Russia has agreed to keep vital Syria aid corridor open for another six months – not a year, as many U.N. Security Council members have demanded.
Image Credit: Sergey Guneev / Associated Press
By AP News, Team MEB
As the U.N. Security Council prepares to vote Thursday on humanitarian aid deliveries to rebel-held northwest Syria from Turkey, Russia agreed to continue such deliveries but only for six months — not a year, as many U.N. Security Council members, Secretary-General Antonio Guterres and more than 30 nongovernmental groups want.
Russia proposed amendments to a draft resolution by Ireland and Norway reducing their year-long time frame for deliveries. Council diplomats said consultations were continuing late Wednesday to see if a compromise could be reached.
The Security Council scheduled a vote for Thursday morning. If no compromise appeared, the draft resolution by Ireland and Norway to extend cross-border deliveries for 12 months would be voted on first. If it failed to get nine votes, or was vetoed by Russia, the Russian resolution with a six-month extension would then be put to a vote.
In early July 2020, China and Russia vetoed a U.N. resolution that would have maintained two border crossing points from Turkey to deliver humanitarian aid to Idlib. Days later, the council authorized the delivery of aid through just one of those crossings, Bab al-Hawa. That one-year mandate was extended for a year on July 9, 2021, and expires this Sunday.
The Russian proposal called for increased efforts to ensure “full, safe and unhindered” deliveries of humanitarian assistance across conflict lines within Syria, according to the Russian draft obtained Wednesday by The Associated Press.
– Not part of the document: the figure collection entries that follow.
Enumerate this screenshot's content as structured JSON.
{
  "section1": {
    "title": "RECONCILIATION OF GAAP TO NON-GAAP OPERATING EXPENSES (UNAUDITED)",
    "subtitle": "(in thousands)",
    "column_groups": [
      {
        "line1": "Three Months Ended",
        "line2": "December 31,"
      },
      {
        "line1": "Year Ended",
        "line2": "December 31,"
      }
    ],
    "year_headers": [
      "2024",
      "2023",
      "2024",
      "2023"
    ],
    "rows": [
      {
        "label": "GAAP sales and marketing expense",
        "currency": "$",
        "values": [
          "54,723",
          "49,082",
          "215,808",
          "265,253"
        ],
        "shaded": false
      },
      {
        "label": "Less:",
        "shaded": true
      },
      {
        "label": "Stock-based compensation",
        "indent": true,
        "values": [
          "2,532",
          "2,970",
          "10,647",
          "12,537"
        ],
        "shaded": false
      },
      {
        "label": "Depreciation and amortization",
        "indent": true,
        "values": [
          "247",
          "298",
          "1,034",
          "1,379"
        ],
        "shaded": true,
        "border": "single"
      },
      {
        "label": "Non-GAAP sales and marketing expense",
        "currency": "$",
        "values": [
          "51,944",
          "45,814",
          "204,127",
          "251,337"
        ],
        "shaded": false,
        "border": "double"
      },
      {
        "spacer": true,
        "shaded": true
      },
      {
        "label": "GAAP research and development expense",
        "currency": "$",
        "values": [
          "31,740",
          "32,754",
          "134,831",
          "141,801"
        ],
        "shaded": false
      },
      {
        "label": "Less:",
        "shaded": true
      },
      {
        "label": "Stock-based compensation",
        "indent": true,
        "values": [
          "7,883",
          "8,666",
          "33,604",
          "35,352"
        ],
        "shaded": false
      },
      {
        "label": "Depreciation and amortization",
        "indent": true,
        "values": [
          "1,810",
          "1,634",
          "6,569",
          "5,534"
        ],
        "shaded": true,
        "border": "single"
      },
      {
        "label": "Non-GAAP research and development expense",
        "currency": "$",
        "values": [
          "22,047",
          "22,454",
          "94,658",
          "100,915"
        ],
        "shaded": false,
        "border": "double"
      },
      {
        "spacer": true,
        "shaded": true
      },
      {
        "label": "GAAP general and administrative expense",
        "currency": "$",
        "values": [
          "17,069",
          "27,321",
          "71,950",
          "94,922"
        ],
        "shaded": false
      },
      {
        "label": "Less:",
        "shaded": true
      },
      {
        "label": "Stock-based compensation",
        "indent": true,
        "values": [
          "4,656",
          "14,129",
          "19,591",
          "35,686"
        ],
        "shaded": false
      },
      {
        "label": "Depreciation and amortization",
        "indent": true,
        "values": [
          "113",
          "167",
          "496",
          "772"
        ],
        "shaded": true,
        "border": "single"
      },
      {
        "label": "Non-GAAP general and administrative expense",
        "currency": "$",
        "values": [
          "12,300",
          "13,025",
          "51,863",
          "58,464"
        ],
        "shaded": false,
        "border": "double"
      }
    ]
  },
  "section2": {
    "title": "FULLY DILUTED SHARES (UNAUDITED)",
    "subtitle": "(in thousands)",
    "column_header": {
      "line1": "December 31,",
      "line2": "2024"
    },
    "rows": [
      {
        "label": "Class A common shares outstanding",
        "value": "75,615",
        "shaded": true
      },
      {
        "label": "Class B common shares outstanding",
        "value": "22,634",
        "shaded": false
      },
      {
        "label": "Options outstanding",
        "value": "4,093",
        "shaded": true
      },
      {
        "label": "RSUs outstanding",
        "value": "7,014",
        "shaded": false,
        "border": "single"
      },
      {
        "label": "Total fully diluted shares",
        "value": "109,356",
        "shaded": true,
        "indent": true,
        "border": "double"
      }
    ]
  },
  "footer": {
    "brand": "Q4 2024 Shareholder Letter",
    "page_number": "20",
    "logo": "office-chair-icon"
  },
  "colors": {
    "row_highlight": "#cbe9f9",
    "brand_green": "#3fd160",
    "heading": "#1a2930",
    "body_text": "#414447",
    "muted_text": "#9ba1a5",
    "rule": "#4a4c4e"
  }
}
It also would authorize the establishment of “a special working group” comprising concerned council members, major donors, interested regional parties and representatives of international humanitarian agencies “in order to regularly review and follow-up on the implementation of this resolution.”
Neither of those proposals were in the Ireland-Norway draft resolution.
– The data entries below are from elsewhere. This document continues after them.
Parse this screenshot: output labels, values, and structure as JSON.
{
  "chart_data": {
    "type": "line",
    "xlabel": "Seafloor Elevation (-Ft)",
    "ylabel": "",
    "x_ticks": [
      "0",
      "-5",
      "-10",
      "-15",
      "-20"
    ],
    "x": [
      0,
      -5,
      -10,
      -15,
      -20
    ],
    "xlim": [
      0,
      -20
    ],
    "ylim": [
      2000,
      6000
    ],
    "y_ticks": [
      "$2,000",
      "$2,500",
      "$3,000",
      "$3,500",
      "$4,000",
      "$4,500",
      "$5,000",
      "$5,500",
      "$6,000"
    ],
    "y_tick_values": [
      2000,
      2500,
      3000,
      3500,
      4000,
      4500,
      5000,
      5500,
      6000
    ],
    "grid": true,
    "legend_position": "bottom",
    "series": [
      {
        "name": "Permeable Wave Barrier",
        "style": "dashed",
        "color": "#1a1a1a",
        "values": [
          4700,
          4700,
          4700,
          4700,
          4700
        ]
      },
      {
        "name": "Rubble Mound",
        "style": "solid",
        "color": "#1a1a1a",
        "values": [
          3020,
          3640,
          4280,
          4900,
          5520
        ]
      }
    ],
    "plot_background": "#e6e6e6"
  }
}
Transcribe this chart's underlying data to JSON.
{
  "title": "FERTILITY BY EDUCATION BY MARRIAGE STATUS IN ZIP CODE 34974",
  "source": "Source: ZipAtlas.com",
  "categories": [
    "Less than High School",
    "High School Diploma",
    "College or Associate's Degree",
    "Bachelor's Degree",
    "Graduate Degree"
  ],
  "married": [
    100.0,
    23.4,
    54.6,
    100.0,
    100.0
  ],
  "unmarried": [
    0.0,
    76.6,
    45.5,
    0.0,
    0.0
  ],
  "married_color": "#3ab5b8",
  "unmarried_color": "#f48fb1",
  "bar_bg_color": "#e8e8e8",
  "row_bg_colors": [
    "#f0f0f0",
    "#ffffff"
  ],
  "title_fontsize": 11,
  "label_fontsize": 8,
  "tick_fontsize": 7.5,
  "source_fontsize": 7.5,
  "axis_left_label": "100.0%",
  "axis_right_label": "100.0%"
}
Northwest Idlib is the last rebel-held bastion in Syria and al Qaida-linked Hayat Tahrir al-Sham is the strongest insurgent group in the region. The U.N. said last week that the first 10 years of the Syrian conflict, which started in 2011, killed more than 300,000 civilians — the highest official estimate of civilian casualties.
In a letter to Security Council ambassadors obtained Wednesday by the AP, former International Criminal Court chief prosecutor Luis Moreno Ocampo warned that by approving cross-border deliveries to northwest Syria, council members “could find themselves materially supporting a U.N.-designated terrorist organization.”
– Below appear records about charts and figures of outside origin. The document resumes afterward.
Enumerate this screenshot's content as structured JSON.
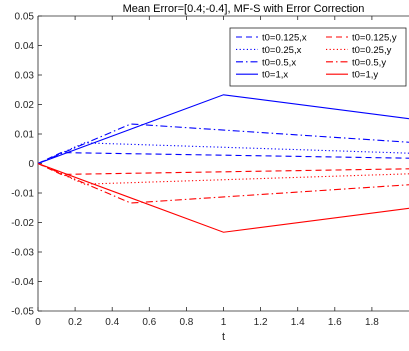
{
  "chart_data": {
    "type": "line",
    "title": "Mean Error=[0.4;-0.4], MF-S with Error Correction",
    "xlabel": "t",
    "ylabel": "",
    "xlim": [
      0,
      2
    ],
    "ylim": [
      -0.05,
      0.05
    ],
    "xticks": [
      "0",
      "0.2",
      "0.4",
      "0.6",
      "0.8",
      "1",
      "1.2",
      "1.4",
      "1.6",
      "1.8"
    ],
    "xtick_values": [
      0,
      0.2,
      0.4,
      0.6,
      0.8,
      1,
      1.2,
      1.4,
      1.6,
      1.8
    ],
    "yticks": [
      "-0.05",
      "-0.04",
      "-0.03",
      "-0.02",
      "-0.01",
      "0",
      "0.01",
      "0.02",
      "0.03",
      "0.04",
      "0.05"
    ],
    "ytick_values": [
      -0.05,
      -0.04,
      -0.03,
      -0.02,
      -0.01,
      0,
      0.01,
      0.02,
      0.03,
      0.04,
      0.05
    ],
    "grid": false,
    "legend_position": "top-right",
    "legend_columns": 2,
    "series": [
      {
        "name": "t0=0.125,x",
        "color": "#0000ff",
        "dash": "dashed",
        "x": [
          0,
          0.125,
          2
        ],
        "y": [
          0,
          0.0037,
          0.0018
        ]
      },
      {
        "name": "t0=0.125,y",
        "color": "#ff0000",
        "dash": "dashed",
        "x": [
          0,
          0.125,
          2
        ],
        "y": [
          0,
          -0.0037,
          -0.0018
        ]
      },
      {
        "name": "t0=0.25,x",
        "color": "#0000ff",
        "dash": "dotted",
        "x": [
          0,
          0.25,
          2
        ],
        "y": [
          0,
          0.007,
          0.0035
        ]
      },
      {
        "name": "t0=0.25,y",
        "color": "#ff0000",
        "dash": "dotted",
        "x": [
          0,
          0.25,
          2
        ],
        "y": [
          0,
          -0.007,
          -0.0035
        ]
      },
      {
        "name": "t0=0.5,x",
        "color": "#0000ff",
        "dash": "dashdot",
        "x": [
          0,
          0.5,
          2
        ],
        "y": [
          0,
          0.0134,
          0.0072
        ]
      },
      {
        "name": "t0=0.5,y",
        "color": "#ff0000",
        "dash": "dashdot",
        "x": [
          0,
          0.5,
          2
        ],
        "y": [
          0,
          -0.0134,
          -0.0072
        ]
      },
      {
        "name": "t0=1,x",
        "color": "#0000ff",
        "dash": "solid",
        "x": [
          0,
          1,
          2
        ],
        "y": [
          0,
          0.0233,
          0.0152
        ]
      },
      {
        "name": "t0=1,y",
        "color": "#ff0000",
        "dash": "solid",
        "x": [
          0,
          1,
          2
        ],
        "y": [
          0,
          -0.0233,
          -0.0152
        ]
      }
    ]
  }
}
He said northwest Syria “is controlled by Al Nusra, a U.N. designated terrorist organization affiliated with al Qaida and currently called Hayat Tahrir al-Sham.”
Any support to a “terrorist organization, including humanitarian assistance,” is prohibited by previous U.N. Security Council resolutions, Ocampo said.
To avoid a “flagrant violation” of its resolutions, he said the Security Council should have the operation monitoring cross-border deliveries confirm that the al Qaida-linked groups “are not involved in implementing humanitarian aid” or remove Al Nusra-Hayat Tahrir al-Sham from the “terrorist” list.